Une autre stratégie est évoquée par Taïwan pour contrer les effets du RCEP : aider les industries nationales à améliorer leur compétitivité internationale et à faire de Taïwan un centre de fabrication de haute technologie en Asie et un centre de fabrication de semi-conducteurs avancé, selon la ministre.

De son côté, le ministre John Deng a indiqué que 70% des exportations de Taïwan vers les pays membres du RCEP sont des produits des technologies de l’information et de la communication, qui sont exempts de droits de douane en vertu de l’Accord sur les technologies de l’information (ATI) de l’Organisation mondiale du commerce et ITA 2.

« Alors que 30% des produits des industries de l’ancienne économie taïwanaise, y compris les secteurs de la pétrochimie et des machines, peuvent être affectés, le RCEP n’aura pas un impact important sur les industries taïwanaises en général », a-t-il ajouté.

Dans le même temps, le Conseil national de développement (NDC) a déclaré – à l’annonce de l’accord du RCEP – que de nombreux pays signataires avaient déjà un avantage commercial et que les industries de Taïwan se sont adaptées.

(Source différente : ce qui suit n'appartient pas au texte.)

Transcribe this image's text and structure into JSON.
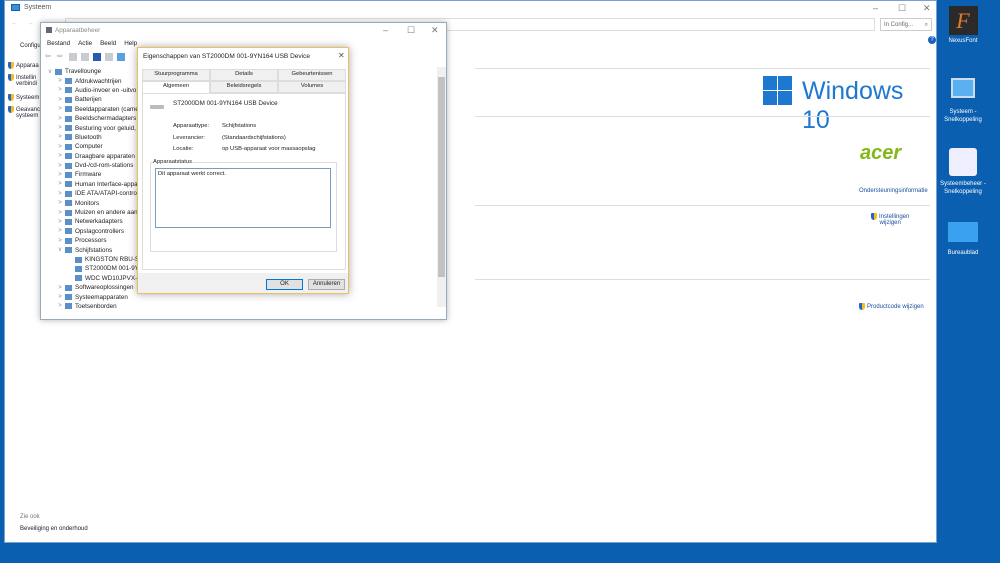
{
  "system": {
    "title": "Systeem",
    "search_placeholder": "In Config...",
    "config_label": "Configu",
    "left_links": [
      "Apparaa",
      "Instellin",
      "verbindi",
      "Systeem",
      "Geavanc",
      "systeem"
    ],
    "windows_logo": "Windows 10",
    "oem_logo": "acer",
    "support_link": "Ondersteuningsinformatie",
    "settings_link_1": "Instellingen",
    "settings_link_2": "wijzigen",
    "product_key_link": "Productcode wijzigen",
    "see_also": "Zie ook",
    "security_link": "Beveiliging en onderhoud"
  },
  "devmgr": {
    "title": "Apparaatbeheer",
    "menu": [
      "Bestand",
      "Actie",
      "Beeld",
      "Help"
    ],
    "tree": [
      {
        "label": "Travellounge",
        "level": 0,
        "chev": "v"
      },
      {
        "label": "Afdrukwachtrijen",
        "level": 1,
        "chev": ">"
      },
      {
        "label": "Audio-invoer en -uitvo",
        "level": 1,
        "chev": ">"
      },
      {
        "label": "Batterijen",
        "level": 1,
        "chev": ">"
      },
      {
        "label": "Beeldapparaten (camer",
        "level": 1,
        "chev": ">"
      },
      {
        "label": "Beeldschermadapters",
        "level": 1,
        "chev": ">"
      },
      {
        "label": "Besturing voor geluid, v",
        "level": 1,
        "chev": ">"
      },
      {
        "label": "Bluetooth",
        "level": 1,
        "chev": ">"
      },
      {
        "label": "Computer",
        "level": 1,
        "chev": ">"
      },
      {
        "label": "Draagbare apparaten",
        "level": 1,
        "chev": ">"
      },
      {
        "label": "Dvd-/cd-rom-stations",
        "level": 1,
        "chev": ">"
      },
      {
        "label": "Firmware",
        "level": 1,
        "chev": ">"
      },
      {
        "label": "Human Interface-appa",
        "level": 1,
        "chev": ">"
      },
      {
        "label": "IDE ATA/ATAPI-control",
        "level": 1,
        "chev": ">"
      },
      {
        "label": "Monitors",
        "level": 1,
        "chev": ">"
      },
      {
        "label": "Muizen en andere aanv",
        "level": 1,
        "chev": ">"
      },
      {
        "label": "Netwerkadapters",
        "level": 1,
        "chev": ">"
      },
      {
        "label": "Opslagcontrollers",
        "level": 1,
        "chev": ">"
      },
      {
        "label": "Processors",
        "level": 1,
        "chev": ">"
      },
      {
        "label": "Schijfstations",
        "level": 1,
        "chev": "v"
      },
      {
        "label": "KINGSTON RBU-SN",
        "level": 2,
        "chev": ""
      },
      {
        "label": "ST2000DM 001-9YN",
        "level": 2,
        "chev": ""
      },
      {
        "label": "WDC WD10JPVX-22",
        "level": 2,
        "chev": ""
      },
      {
        "label": "Softwareoplossingen",
        "level": 1,
        "chev": ">"
      },
      {
        "label": "Systeemapparaten",
        "level": 1,
        "chev": ">"
      },
      {
        "label": "Toetsenborden",
        "level": 1,
        "chev": ">"
      }
    ]
  },
  "dialog": {
    "title": "Eigenschappen van ST2000DM 001-9YN164 USB Device",
    "tabs_top": [
      "Stuurprogramma",
      "Details",
      "Gebeurtenissen"
    ],
    "tabs_bottom": [
      "Algemeen",
      "Beleidsregels",
      "Volumes"
    ],
    "device_name": "ST2000DM 001-9YN164 USB Device",
    "props": [
      {
        "k": "Apparaattype:",
        "v": "Schijfstations"
      },
      {
        "k": "Leverancier:",
        "v": "(Standaardschijfstations)"
      },
      {
        "k": "Locatie:",
        "v": "op USB-apparaat voor massaopslag"
      }
    ],
    "status_group": "Apparaatstatus",
    "status_text": "Dit apparaat werkt correct.",
    "ok": "OK",
    "cancel": "Annuleren"
  },
  "desktop": [
    {
      "label": "NexusFont",
      "glyph": "F"
    },
    {
      "label": "Systeem - Snelkoppeling"
    },
    {
      "label": "Systeembeheer - Snelkoppeling"
    },
    {
      "label": "Bureaublad"
    }
  ]
}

Ainsi, les économies de l’ASEAN, par exemple, ont des accords de libre-échange bilatéraux avec la Chine, la Corée du Sud, le Japon, la Nouvelle-Zélande et l’Australie, dans le cadre de l’ALE ASEAN plus un, tandis que la Chine et la Corée du Sud ont conclu un ALE depuis 2015, a déclaré le NDC. .

Dans la suite, l’opposition au gouvernement de Tsai Ing-wen, le Kuomintang, a publié une déclaration, appelant le gouvernement à faire une évaluation de l’impact du RCEP sur Taïwan et à proposer des mesures de réponse, qui devraient être soumises dans un rapport à l’Assemblée législative.